In univariate calibration the aim is to find a relationship which relates
a sample property to a peak area, a ratio of peak areas or a spectral
intensity at characteristic positions. This technique is widely accepted
for quantitative analysis in UV, IR and NIR spectroscopy, where the correlation
of the concentration of a sample and the spectral intensity is stated
by Lambert Beer's Law.
In regression the relationship which relates a sample property like
the concentration C and one or
more explanatory spectral variables X1, X2, ... Xn is defined by
a
polynomial function of nth
order. Thus the physical property is expressed
by spectral variables as shown in the following equation:
C
= c0
+ c1X1
+ c2X2
+ ... + cnXn
+ e
Legend:
C
Amount of an investigated sample property such as the concentration.
e
measurement error or random error
c0,
c1, ..., cn
usually unknown regression coefficients, which need to be determined
during construction of the calibration model.
X1,
X2, ..., Xn
explanatory variables taken from spectral data.

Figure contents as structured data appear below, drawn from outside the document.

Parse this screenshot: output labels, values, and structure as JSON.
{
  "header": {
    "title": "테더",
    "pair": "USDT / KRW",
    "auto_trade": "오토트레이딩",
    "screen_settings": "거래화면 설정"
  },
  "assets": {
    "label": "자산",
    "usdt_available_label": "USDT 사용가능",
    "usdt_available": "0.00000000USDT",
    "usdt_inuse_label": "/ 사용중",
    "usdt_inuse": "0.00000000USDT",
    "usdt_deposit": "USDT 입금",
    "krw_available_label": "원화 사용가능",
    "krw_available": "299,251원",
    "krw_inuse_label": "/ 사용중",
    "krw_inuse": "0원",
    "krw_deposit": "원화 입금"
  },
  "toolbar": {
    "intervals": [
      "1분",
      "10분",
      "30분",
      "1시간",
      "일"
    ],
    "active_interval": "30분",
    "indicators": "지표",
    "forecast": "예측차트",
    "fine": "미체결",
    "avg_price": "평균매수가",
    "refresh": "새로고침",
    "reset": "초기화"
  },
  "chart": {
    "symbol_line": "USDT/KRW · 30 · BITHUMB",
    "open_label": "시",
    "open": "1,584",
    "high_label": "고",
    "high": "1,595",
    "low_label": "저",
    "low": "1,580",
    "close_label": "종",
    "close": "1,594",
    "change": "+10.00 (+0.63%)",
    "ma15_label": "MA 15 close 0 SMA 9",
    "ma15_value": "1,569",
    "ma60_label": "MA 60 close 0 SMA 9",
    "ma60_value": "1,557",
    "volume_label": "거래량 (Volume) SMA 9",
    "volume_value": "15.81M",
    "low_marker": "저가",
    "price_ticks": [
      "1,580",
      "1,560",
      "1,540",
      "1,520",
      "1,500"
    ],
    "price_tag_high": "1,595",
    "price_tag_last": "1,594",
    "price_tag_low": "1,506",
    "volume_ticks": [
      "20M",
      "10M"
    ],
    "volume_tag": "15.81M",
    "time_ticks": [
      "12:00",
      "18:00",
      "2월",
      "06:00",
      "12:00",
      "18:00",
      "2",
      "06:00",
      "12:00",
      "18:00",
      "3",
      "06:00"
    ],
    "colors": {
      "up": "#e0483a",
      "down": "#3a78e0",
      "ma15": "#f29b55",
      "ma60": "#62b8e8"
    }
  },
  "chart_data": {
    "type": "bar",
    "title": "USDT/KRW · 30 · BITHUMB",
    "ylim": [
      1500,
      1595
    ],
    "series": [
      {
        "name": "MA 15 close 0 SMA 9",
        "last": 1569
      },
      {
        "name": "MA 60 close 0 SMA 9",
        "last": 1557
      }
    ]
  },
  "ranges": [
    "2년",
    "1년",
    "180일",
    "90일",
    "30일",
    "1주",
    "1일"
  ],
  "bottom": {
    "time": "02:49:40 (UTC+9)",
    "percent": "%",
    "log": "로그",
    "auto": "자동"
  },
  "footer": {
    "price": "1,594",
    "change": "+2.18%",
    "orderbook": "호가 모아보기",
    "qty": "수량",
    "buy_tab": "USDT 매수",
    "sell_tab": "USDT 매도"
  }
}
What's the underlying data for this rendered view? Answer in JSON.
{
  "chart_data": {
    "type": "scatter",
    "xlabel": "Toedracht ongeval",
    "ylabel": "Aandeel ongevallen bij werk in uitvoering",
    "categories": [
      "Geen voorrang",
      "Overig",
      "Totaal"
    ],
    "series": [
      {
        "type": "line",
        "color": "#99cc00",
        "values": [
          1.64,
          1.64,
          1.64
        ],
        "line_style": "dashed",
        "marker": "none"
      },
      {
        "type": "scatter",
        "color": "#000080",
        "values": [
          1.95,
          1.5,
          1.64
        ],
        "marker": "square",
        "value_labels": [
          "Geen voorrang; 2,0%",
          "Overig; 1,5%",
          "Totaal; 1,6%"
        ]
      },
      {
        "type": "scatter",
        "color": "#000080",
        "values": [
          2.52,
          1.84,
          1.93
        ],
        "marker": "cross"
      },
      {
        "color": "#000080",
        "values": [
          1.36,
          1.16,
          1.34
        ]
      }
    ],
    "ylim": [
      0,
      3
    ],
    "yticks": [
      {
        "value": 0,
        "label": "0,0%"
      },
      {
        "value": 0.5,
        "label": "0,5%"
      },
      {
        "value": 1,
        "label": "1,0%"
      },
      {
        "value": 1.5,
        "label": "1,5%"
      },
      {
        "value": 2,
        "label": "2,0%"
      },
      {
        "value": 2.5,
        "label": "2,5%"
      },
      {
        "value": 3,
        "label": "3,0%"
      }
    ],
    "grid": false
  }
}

The simplest case is, when there is a single variable X1 and the relationship
is linear:
C
= c0
+ c1X1
+ e
Usually, the regression coefficients c0
and c1
are unknown and e is
some kind of measurement or random error.
In construction
of a calibration with suitable reference data and known property values,
the regression coefficients need to be calculated by polynomial regression
following one of the equations given above. The quality of regression
can be seen from the correlation coefficient and must be optimized by
the user.
Once a calibration model has been established,
the property C can also be calculated
for unknown samples. This procedure is called prediction.